К несчастью, несколько лет назад Шропп имел неосторожность продать за очень большую сумму одному богатому человеку еврейского происхождения документы другого человека, арийского происхождения. Еврей успел удрать в Швейцарию, но все это каким-то образом открылось.
Шроппа отдали под суд, обвинили в измене нации и ограблении рейха. Решили было закатать в концлагерь, но потом смилостивились (как раз началась война с Советским Союзом) и отправили в действующую армию.
В армии Шропп попал в корпус полевой жандармерии. А уже оттуда, когда служба в "победоносных войсках рейха" принесла полную реабилитацию, Шроппа откомандировали начальником жандармского поста оккупированного Скальновского района.

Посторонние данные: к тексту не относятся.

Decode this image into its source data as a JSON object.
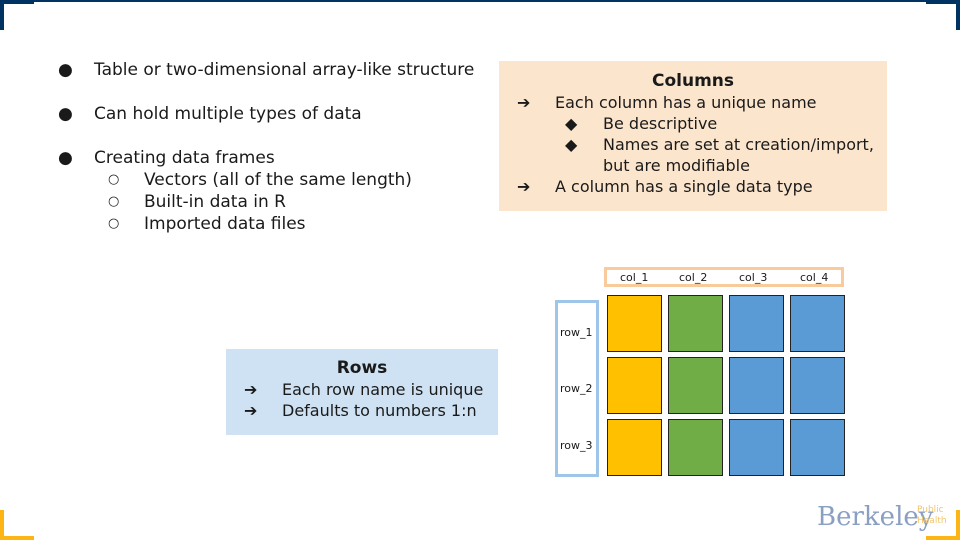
{
  "bullets": [
    {
      "text": "Table or two-dimensional array-like structure",
      "level": 1
    },
    {
      "text": "Can hold multiple types of data",
      "level": 1
    },
    {
      "text": "Creating data frames",
      "level": 1
    },
    {
      "text": "Vectors (all of the same length)",
      "level": 2
    },
    {
      "text": "Built-in data in R",
      "level": 2
    },
    {
      "text": "Imported data files",
      "level": 2
    }
  ],
  "columns_box": {
    "title": "Columns",
    "items": [
      "Each column has a unique name",
      "Be descriptive",
      "Names are set at creation/import,",
      "but are modifiable",
      "A column has a single data type"
    ]
  },
  "rows_box": {
    "title": "Rows",
    "items": [
      "Each row name is unique",
      "Defaults to numbers 1:n"
    ]
  },
  "frame": {
    "col_names": [
      "col_1",
      "col_2",
      "col_3",
      "col_4"
    ],
    "row_names": [
      "row_1",
      "row_2",
      "row_3"
    ],
    "column_colors": [
      "#ffc000",
      "#70ad47",
      "#5b9bd5",
      "#5b9bd5"
    ]
  },
  "logo": {
    "word": "Berkeley",
    "sub1": "Public",
    "sub2": "Health"
  },
  "colors": {
    "navy": "#003262",
    "gold": "#fdb515",
    "peach": "#fce5cd",
    "light_blue": "#cfe2f3"
  }
}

Штат его состоял из двух жандармов - рядового Фрица Бобермана и унтера Гуго Хампеля - и отряда вспомогательной полиции во главе со старым, еще царских времен, стражником Софроном Тузом. Кроме того, Шропп имел право в определенных случаях призвать под свое командование охрану концлагеря для советских военнопленных, расположенного в местечке, и солдат дорожно-строительного подразделения службы "Тодт", которые занимались восстановлением разрушенной узкоколейки. Мог Шропп мобилизовать и обслуживающий персонал железнодорожной станции, да и вообще каждого военного или штатского немца, если того потребуют фюрер и интересы оккупационного режима.
Жизнь Шроппа вошла в желанную и привычную колею.
Беспокоило и внушало некоторые опасения (как свидетельство неполного доверия) лишь то обстоятельство, что он до сих пор не был представлен к очередному званию обер-фельдфебеля, а так и остался в довоенном фельдфебелем. Кроме того, самолюбивому Шроппу было досадно, что его подчиненный Гуго Хампель имеет хотя и незначительное, а все же эсэсовское звание - унтершарфюрера.